Il n'y a pas lieu de condamner la caisse à payer une somme à ce titre mais de renvoyer l'assurée devant la caisse pour la liquidation de ses droits selon les règles applicables en la matière.
Sur les autres demandes
L'assurée soutient n'avoir jamais sollicité des dommages et intérêts pour faute de la caisse mais le paiement de sommes en dédommagement de son préjudice moral et financier et de frais d'impression, de photocopies et courriers.
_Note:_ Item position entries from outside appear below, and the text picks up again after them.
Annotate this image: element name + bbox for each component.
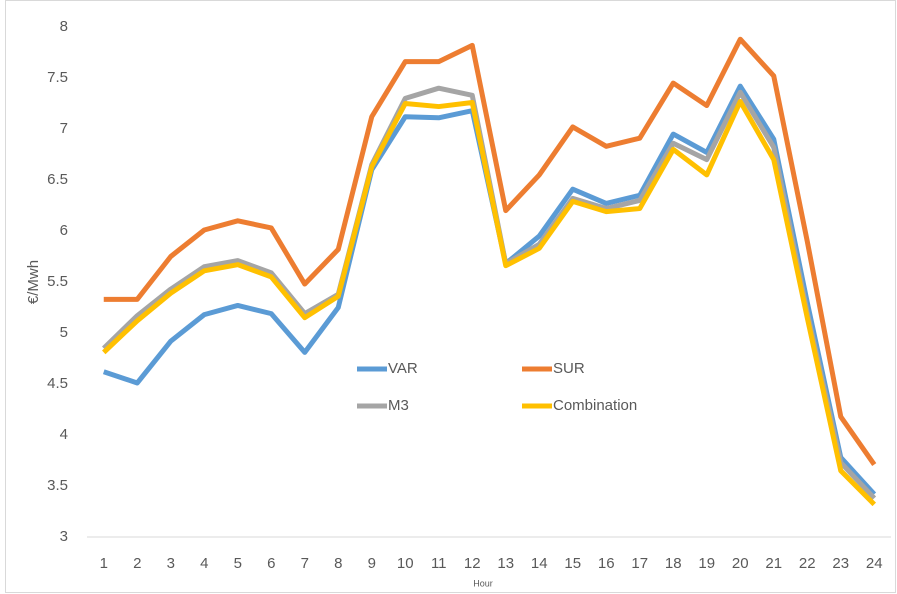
- legend-label: VAR: [388, 360, 418, 377]
- x-tick-label: 22: [799, 555, 816, 572]
- series-line: [102, 85, 877, 500]
- y-tick-label: 3: [60, 528, 68, 545]
- x-tick-label: 23: [832, 555, 849, 572]
- x-tick-label: 2: [133, 555, 141, 572]
- x-tick-label: 1: [100, 555, 108, 572]
- x-tick-label: 17: [631, 555, 648, 572]
- x-tick-label: 7: [301, 555, 309, 572]
- x-tick-label: 21: [765, 555, 782, 572]
- y-tick-label: 5.5: [47, 273, 68, 290]
- x-tick-label: 14: [531, 555, 548, 572]
- x-tick-label: 3: [167, 555, 175, 572]
- y-axis-label: €/Mwh: [25, 260, 42, 304]
- x-tick-label: 19: [698, 555, 715, 572]
- x-tick-label: 4: [200, 555, 208, 572]
- series-line: [103, 36, 877, 467]
- x-tick-label: 11: [431, 555, 447, 572]
- legend-label: Combination: [553, 397, 637, 414]
- y-tick-label: 6: [60, 222, 68, 239]
- x-axis-label: Hour: [473, 578, 493, 588]
- y-tick-label: 4.5: [47, 375, 68, 392]
- x-tick-label: 5: [234, 555, 242, 572]
- x-tick-label: 8: [334, 555, 342, 572]
- y-tick-label: 5: [60, 324, 68, 341]
- y-tick-label: 7.5: [47, 69, 68, 86]
- y-tick-label: 6.5: [47, 171, 68, 188]
- series-line: [102, 98, 877, 507]
- x-tick-label: 10: [397, 555, 414, 572]
- y-tick-label: 3.5: [47, 477, 68, 494]
- y-tick-label: 7: [60, 120, 68, 137]
- series-line: [102, 83, 877, 496]
- x-tick-label: 9: [368, 555, 376, 572]
- x-tick-label: 6: [267, 555, 275, 572]
- y-tick-label: 4: [60, 426, 68, 443]
- x-tick-label: 16: [598, 555, 615, 572]
- x-tick-label: 20: [732, 555, 749, 572]
- chart-frame: [5, 0, 896, 593]
- legend-label: SUR: [553, 360, 585, 377]
- legend-label: M3: [388, 397, 409, 414]
- x-tick-label: 18: [665, 555, 682, 572]
- x-tick-label: 12: [464, 555, 481, 572]
- x-tick-label: 13: [497, 555, 514, 572]
- x-tick-label: 15: [564, 555, 581, 572]
- x-tick-label: 24: [866, 555, 883, 572]
- y-tick-label: 8: [60, 18, 68, 35]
L'assurée ne fonde ses demandes sur aucune disposition légale ou réglementaire et conteste avoir formé ces demandes à titre de dommages et intérêts au titre d'une faute de la caisse.
En l'absence de tout fondement juridique à ces demandes, dont il peut être observé que la dernière entre dans les dispositions de l'article 700 du code de procédure civile qui font par ailleurs l'objet d'une demande, l'assurée ne peut en être que déboutée.
Sur les demandes annexes
La caisse succombant sera condamnée aux dépens.
Il paraît inéquitable de laisser à la charge de l'assurée l'intégralité des frais irrépétibles. Il lui sera alloué la somme de 1 500 au titre de l'article 700 du code de procédure civile.
PAR CES MOTIFS
LA COUR,
DÉCLARE l'appel recevable ;
CONFIRME le jugement déféré sauf en ce qu'il a dit que la caisse devait verser à [Z] [R] la somme de 4 582,33 euros au titre des soins exposés et non pris en charge par l'assurance maladie belge concernant l'enfant [W] ;
Et statuant à nouveau,
DIT que la CPAM du Val-de-Marne doit prendre en charge les frais médicaux engagés en Belgique par [Z] [R] pour son enfant [W] ;
RENVOIE [Z] [R] devant la CPAM du Val-de-Marne pour la liquidation de ses droits ;
CONDAMNE la CPAM du Val-de-Marne à payer à [Z] [R] la somme de 1 500 euros au titre de l'article 700 du code de procédure civile ;
CONDAMNE la CPAM du Val-de-Marne aux dépens d'appel.